Microfluidic devices and systems have been developed that give researchers substantial advantages in terms of the miniaturization, automation and integration of a large number of different types of analytical operations. For example, continuous flow microfluidic devices have been developed that perform serial assays on extremely large numbers of different chemical compounds, e.g., for use in high-throughput pharmaceutical screening operations (see, e.g., U.S. Pat. Nos. 5,942,443 and 6,046,056). Other microfluidic devices have been developed that perform rapid molecular separations on a number of different samples in relatively short time frames (see, U.S. Pat. No. 5,976,336). All of these devices and systems share the ability to rapidly perform a wide range of different analytical operations.

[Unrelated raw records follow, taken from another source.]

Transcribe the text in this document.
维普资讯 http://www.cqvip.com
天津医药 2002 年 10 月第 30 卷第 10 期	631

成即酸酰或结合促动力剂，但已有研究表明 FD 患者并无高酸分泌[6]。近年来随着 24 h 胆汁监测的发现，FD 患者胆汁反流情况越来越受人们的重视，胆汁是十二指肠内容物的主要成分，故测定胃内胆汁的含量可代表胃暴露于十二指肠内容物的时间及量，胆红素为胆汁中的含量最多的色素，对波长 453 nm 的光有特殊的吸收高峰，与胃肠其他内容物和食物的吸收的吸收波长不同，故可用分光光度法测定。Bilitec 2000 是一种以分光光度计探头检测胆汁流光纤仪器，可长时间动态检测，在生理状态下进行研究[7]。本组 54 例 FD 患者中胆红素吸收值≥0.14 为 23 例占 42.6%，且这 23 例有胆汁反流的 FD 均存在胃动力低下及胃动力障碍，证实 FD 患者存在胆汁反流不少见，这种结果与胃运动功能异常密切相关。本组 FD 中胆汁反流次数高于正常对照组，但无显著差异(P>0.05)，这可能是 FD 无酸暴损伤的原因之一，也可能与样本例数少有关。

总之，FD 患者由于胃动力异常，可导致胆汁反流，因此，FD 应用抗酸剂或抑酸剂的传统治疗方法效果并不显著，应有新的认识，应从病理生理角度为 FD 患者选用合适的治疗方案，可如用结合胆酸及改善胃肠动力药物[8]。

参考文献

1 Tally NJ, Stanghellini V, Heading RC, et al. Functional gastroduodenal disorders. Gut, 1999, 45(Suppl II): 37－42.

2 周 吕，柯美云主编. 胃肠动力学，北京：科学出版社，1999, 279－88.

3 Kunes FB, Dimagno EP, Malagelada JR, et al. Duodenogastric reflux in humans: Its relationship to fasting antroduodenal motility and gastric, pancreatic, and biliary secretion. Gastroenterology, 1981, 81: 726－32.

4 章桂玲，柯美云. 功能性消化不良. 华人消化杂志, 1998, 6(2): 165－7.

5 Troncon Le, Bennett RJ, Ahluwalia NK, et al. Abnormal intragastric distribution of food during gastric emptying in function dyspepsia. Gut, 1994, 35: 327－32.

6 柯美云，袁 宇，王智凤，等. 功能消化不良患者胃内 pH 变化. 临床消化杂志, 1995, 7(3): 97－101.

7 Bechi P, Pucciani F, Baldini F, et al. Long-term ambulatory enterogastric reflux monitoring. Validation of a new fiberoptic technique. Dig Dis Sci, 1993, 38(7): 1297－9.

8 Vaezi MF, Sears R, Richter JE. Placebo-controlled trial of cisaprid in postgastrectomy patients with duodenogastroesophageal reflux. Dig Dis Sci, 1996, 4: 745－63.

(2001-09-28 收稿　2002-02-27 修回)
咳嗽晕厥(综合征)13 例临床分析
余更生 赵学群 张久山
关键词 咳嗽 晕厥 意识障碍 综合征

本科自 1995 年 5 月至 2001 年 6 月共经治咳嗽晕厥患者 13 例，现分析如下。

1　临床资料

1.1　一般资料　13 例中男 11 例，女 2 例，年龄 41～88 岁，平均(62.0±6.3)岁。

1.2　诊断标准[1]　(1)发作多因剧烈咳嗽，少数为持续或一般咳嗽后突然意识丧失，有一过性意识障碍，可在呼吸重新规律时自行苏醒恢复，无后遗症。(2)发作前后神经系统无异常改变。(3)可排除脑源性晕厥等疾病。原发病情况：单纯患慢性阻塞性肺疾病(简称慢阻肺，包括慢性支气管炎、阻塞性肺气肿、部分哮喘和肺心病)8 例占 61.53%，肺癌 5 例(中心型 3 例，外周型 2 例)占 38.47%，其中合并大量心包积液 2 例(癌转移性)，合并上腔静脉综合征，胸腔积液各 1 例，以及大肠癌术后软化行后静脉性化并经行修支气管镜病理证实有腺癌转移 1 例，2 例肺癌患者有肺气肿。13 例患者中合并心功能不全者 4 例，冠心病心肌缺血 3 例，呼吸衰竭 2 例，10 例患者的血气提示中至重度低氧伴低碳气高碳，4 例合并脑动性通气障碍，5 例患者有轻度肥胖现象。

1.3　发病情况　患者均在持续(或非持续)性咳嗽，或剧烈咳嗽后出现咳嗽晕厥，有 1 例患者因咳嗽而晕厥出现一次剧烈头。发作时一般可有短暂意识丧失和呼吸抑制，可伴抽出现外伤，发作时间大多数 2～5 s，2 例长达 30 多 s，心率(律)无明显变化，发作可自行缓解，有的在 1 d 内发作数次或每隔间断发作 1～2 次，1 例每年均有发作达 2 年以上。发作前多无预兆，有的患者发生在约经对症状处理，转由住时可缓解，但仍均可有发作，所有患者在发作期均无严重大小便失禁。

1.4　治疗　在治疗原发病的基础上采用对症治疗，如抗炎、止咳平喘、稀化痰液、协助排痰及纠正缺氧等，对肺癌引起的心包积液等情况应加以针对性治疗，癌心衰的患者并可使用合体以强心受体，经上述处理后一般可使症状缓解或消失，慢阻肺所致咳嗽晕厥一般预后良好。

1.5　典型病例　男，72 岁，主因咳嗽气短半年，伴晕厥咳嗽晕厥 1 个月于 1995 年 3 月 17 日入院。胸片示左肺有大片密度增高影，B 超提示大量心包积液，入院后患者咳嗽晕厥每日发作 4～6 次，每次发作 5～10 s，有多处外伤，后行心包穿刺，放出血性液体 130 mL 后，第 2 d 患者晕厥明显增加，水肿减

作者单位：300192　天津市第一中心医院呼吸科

Planar microfluidic analytical systems have a large number of advantages in terms of speed, accuracy and automatability. Despite these advantages, these planar channel systems suffer from a problem that is common to conventional capillary analytical systems. In particular, capillary systems, because of their extremely small volumes, can suffer from severely restricted sensitivity due to the simple lack of detectable amounts of material. For example, detection of materials in capillary or planar channel systems is typically accomplished by detecting signals from the channels in a direction orthogonal to the plane of the capillary or channel. This results in only the small amount of material that is present at the detection spot being subjected to the detection operation at any given time. In many cases, this deficiency is overcome using labeling techniques that have higher quantum yields of detectability, e.g., through fluorescence, chemiluminescence, radioactivity, etc. Of course, the use of these detection schemes requires the presence of a natural or added label that is detectable by these schemes. In many interesting analytical reactions, such labels are not readily available, or will themselves have a deleterious effect on the reaction to be analyzed.
As a result of reduced sensitivity, it previously has been difficult to utilize a number of different detection strategies in microfluidic systems, e.g., those strategies that have lower quantum detection yields or rely for sensitivity on the detection path length. For example, detection of low concentrations of analytes has been difficult in such systems, as has detection based upon non-fluorescent optical means, e.g., detection based upon absorbance.
Accordingly, it would be highly desirable to provide microfluidic systems that overcome these previously encountered shortcomings of microfluidic technology, namely, systems that have enhanced sensitivity for optical detection. The present invention meets these and a variety of other needs.